Lava Jato e corporação
FSP
A prática de selecionar o chefe do Ministério Público Federal
a partir de uma lista de três nomes, definidos a partir do voto dos
próprios procuradores, sem dúvida contribuiu para o avanço essencial da
autonomia da instituição.
Mesmo sem obrigação legal, desde 2003 os presidentes da República têm
indicado o procurador-geral –que também precisa passar pelo crivo do
Senado— por esse método. Reduziu-se, assim, o risco de escolhas baseadas
em afinidades políticas ou, na pior hipótese, em expectativas de
complacência na investigação de desmandos.
Mas, por meritório que seja, o mecanismo não raro atiça os vícios do
corporativismo que infesta o serviço público brasileiro. Trata-se,
afinal, de uma eleição entre colegas de trabalho.
Foi o que se viu no processo destinado a apontar o sucessor de Rodrigo
Janot no comando da Procuradoria-Geral —que culminou na opção do
presidente Michel Temer (PMDB) por Raquel Dodge, segunda mais votada por
seus pares.
Na busca dos votos, candidatos à lista tríplice comprometeram-se não só a
manter os rumos da Lava Jato, mas também com a defesa de privilégios
funcionais que, aos ouvidos dos que não frequentam a elite da burocracia
estatal, certamente soam absurdos.
Conforme noticiou esta Folha,
deseja-se generalizar, por exemplo, o auxílio-moradia de quase R$ 4.400
mensais, também recebido pelos juízes. A benesse é concedida até a quem
dispõe de casa própria na região em que atua; agora cogita-se
estendê-la, pasme-se, a procuradores aposentados.

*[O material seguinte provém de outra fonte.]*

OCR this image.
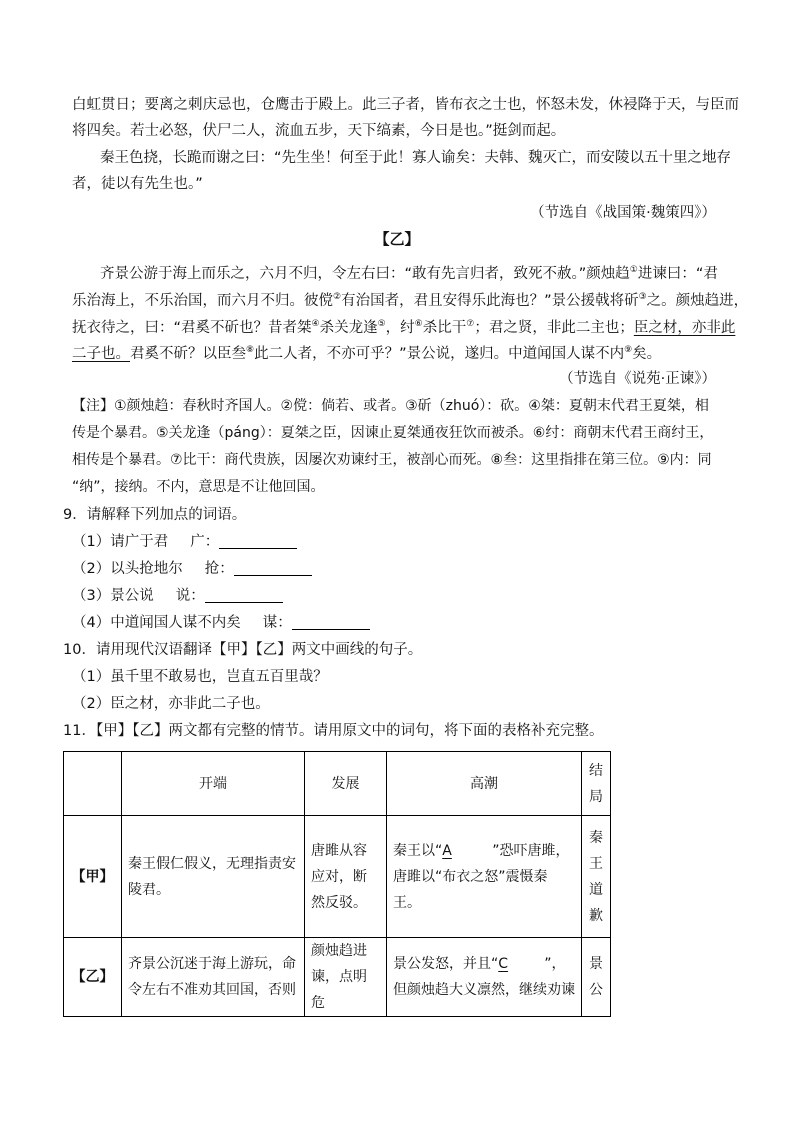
白虹贯日；要离之刺庆忌也，仓鹰击于殿上。此三子者，皆布衣之士也，怀怒未发，休祲降于天，与臣而
将四矣。若士必怒，伏尸二人，流血五步，天下缟素，今日是也。”挺剑而起。
秦王色挠，长跪而谢之曰：“先生坐！何至于此！寡人谕矣：夫韩、魏灭亡，而安陵以五十里之地存
者，徒以有先生也。”
（节选自《战国策·魏策四》）
【乙】
齐景公游于海上而乐之，六月不归，令左右曰：“敢有先言归者，致死不赦。”颜烛趋①进谏曰：“君
乐治海上，不乐治国，而六月不归。彼傥②有治国者，君且安得乐此海也？”景公援戟将斫③之。颜烛趋进，
抚衣待之，曰：“君奚不斫也？昔者桀④杀关龙逢⑤，纣⑥杀比干⑦；君之贤，非此二主也；臣之材，亦非此
二子也。君奚不斫？以臣叁⑧此二人者，不亦可乎？”景公说，遂归。中道闻国人谋不内⑨矣。
（节选自《说苑·正谏》）
【注】①颜烛趋：春秋时齐国人。②傥：倘若、或者。③斫（zhuó）：砍。④桀：夏朝末代君王夏桀，相
传是个暴君。⑤关龙逢（páng）：夏桀之臣，因谏止夏桀通夜狂饮而被杀。⑥纣：商朝末代君王商纣王，
相传是个暴君。⑦比干：商代贵族，因屡次劝谏纣王，被剖心而死。⑧叁：这里指排在第三位。⑨内：同
“纳”，接纳。不内，意思是不让他回国。
9．请解释下列加点的词语。
（1）请广于君 广：
（2）以头抢地尔 抢：
（3）景公说 说：
（4）中道闻国人谋不内矣 谋：
10．请用现代汉语翻译【甲】【乙】两文中画线的句子。
（1）虽千里不敢易也，岂直五百里哉？
（2）臣之材，亦非此二子也。
11．【甲】【乙】两文都有完整的情节。请用原文中的词句，将下面的表格补充完整。
	开端	发展	高潮	结局
【甲】	秦王假仁假义，无理指责安陵君。	唐雎从容应对，断然反驳。	秦王以“A ”恐吓唐雎，唐雎以“布衣之怒”震慑秦王。	秦王道歉
【乙】	齐景公沉迷于海上游玩，命令左右不准劝其回国，否则	颜烛趋进谏，点明危	景公发怒，并且“C ”，但颜烛趋大义凛然，继续劝谏	景公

Predominou entre os postulantes, aliás, a tese de que se deve minorar a
diferença de remuneração entre ativos e inativos —como se os proventos
destes, já muito superiores aos da esmagadora maioria dos brasileiros,
não devessem se limitar ao permitido por suas contribuições
previdenciárias.
Resta evidente que plataformas do gênero são incompatíveis com as
tentativas em andamento de reequilibrar o Orçamento federal, em
particular o limite fixado para os gastos e a reforma da Previdência.
De modo perigoso, tais medidas têm sido questionadas, em categorias
influentes do Estado, com argumentos relacionados à defesa de
instituições e até da Lava Jato. Em outubro, por exemplo, Janot
considerou inconstitucional o teto das despesas e disse que estava
ameaçado o combate à corrupção.
Há que separar uma coisa da outra. Se policiais, procuradores e juízes
merecem créditos pela queda da sensação de impunidade no país, é também
essencial que todo o setor público aprenda a se manter com a já
excessiva parcela que consome da renda da sociedade.